It’s not something we like to think about, but would you know what to do if you were involved in a motorcycle accident? Have you checked your motorcycle insurance policy lately to ensure your coverage will protect you and your passengers if you ever need it? If you ride outside your home state, do you know the traffic and helmet laws?
Here are some tips to protect your legal rights as a biker.
Do You Have UM/UIM Coverage on Your Insurance Policy?
According to the Insurance Research Council, one in seven drivers is uninsured. Thousands more are underinsured. It’s unfortunate, but it’s true.
Before you hit the road, check your insurance policy to see if you have Uninsured and Underinsured Motorist Coverage. We recommend a minimum of $100,000 per person, and $300,000 per occurrence of coverage. You can make changes to your insurance policy at any time, so review it thoroughly prior to the start of the riding season.
Follow State and Local Laws
It’s important to know the traffic laws where you ride, whether locally or in other states.
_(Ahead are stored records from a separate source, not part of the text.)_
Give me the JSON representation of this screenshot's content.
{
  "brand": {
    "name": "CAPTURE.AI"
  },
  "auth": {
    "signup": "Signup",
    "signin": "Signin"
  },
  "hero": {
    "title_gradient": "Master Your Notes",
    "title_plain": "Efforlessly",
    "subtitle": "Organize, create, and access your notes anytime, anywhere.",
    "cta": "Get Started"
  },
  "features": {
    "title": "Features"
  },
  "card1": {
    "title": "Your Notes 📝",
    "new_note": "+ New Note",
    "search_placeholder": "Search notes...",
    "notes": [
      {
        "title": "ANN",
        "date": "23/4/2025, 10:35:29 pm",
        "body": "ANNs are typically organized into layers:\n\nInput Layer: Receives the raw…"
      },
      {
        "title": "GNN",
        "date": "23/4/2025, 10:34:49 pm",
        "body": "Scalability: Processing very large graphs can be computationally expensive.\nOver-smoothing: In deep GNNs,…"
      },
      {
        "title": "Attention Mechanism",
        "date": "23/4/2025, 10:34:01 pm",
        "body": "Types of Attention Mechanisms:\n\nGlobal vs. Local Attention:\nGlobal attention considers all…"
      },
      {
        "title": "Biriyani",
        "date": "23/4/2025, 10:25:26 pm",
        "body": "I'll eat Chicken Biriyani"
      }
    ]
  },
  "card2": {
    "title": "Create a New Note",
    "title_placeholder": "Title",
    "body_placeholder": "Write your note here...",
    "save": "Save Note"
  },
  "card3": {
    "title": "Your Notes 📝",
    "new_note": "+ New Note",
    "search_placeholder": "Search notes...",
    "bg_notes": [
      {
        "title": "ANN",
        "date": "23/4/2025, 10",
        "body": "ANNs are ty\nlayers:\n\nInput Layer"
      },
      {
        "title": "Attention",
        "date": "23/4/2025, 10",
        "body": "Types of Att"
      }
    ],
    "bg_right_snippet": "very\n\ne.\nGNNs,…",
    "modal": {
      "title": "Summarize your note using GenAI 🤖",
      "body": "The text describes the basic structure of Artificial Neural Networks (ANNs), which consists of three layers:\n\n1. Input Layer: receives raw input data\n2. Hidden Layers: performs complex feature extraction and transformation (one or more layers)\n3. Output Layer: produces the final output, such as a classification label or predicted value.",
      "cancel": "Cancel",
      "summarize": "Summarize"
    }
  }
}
If you commit a traffic violation – even if you don’t know you’re doing anything wrong – you could be held responsible if it leads to a collision. Knowing and obeying the laws wherever you ride will help protect your rights and your ability to recover damages if you’re in an accident.
Also, keep in mind that helmet laws vary from state to state, and nearly every state requires bikers to wear protective eyewear.
What to Do After a Crash
Following the appropriate steps after a crash will help protect your legal rights:
- Call 911. Get medical attention for you and anyone else injured in the accident.
- File an accident report with the police. Only talk with the police officer about the basic facts of the crash – don’t speculate who’s to blame.
- Preserve evidence. If you can, take photos and video of the scene of the accident, including damage to your bike and any injuries that resulted from the collision. Keep a disposable camera in your storage compartment if you don’t have a camera on your phone.
- Get information from the other driver: name, address, birth date, phone number, driver’s license number, insurance provider, his or her vehicle identification number (VIN), license plate number, and contact information for any passengers.
- Get contact information from any witnesses.
Lastly, contact your insurance company, and pass along the information you’ve collected. Never give a recorded statement to the other party’s insurance company. Also, never give a recorded statement to your own insurance company until you have spoken with an attorney. Read any releases or papers carefully before you sign them, and only accept a settlement from the other person’s insurance company if you know it’s fair.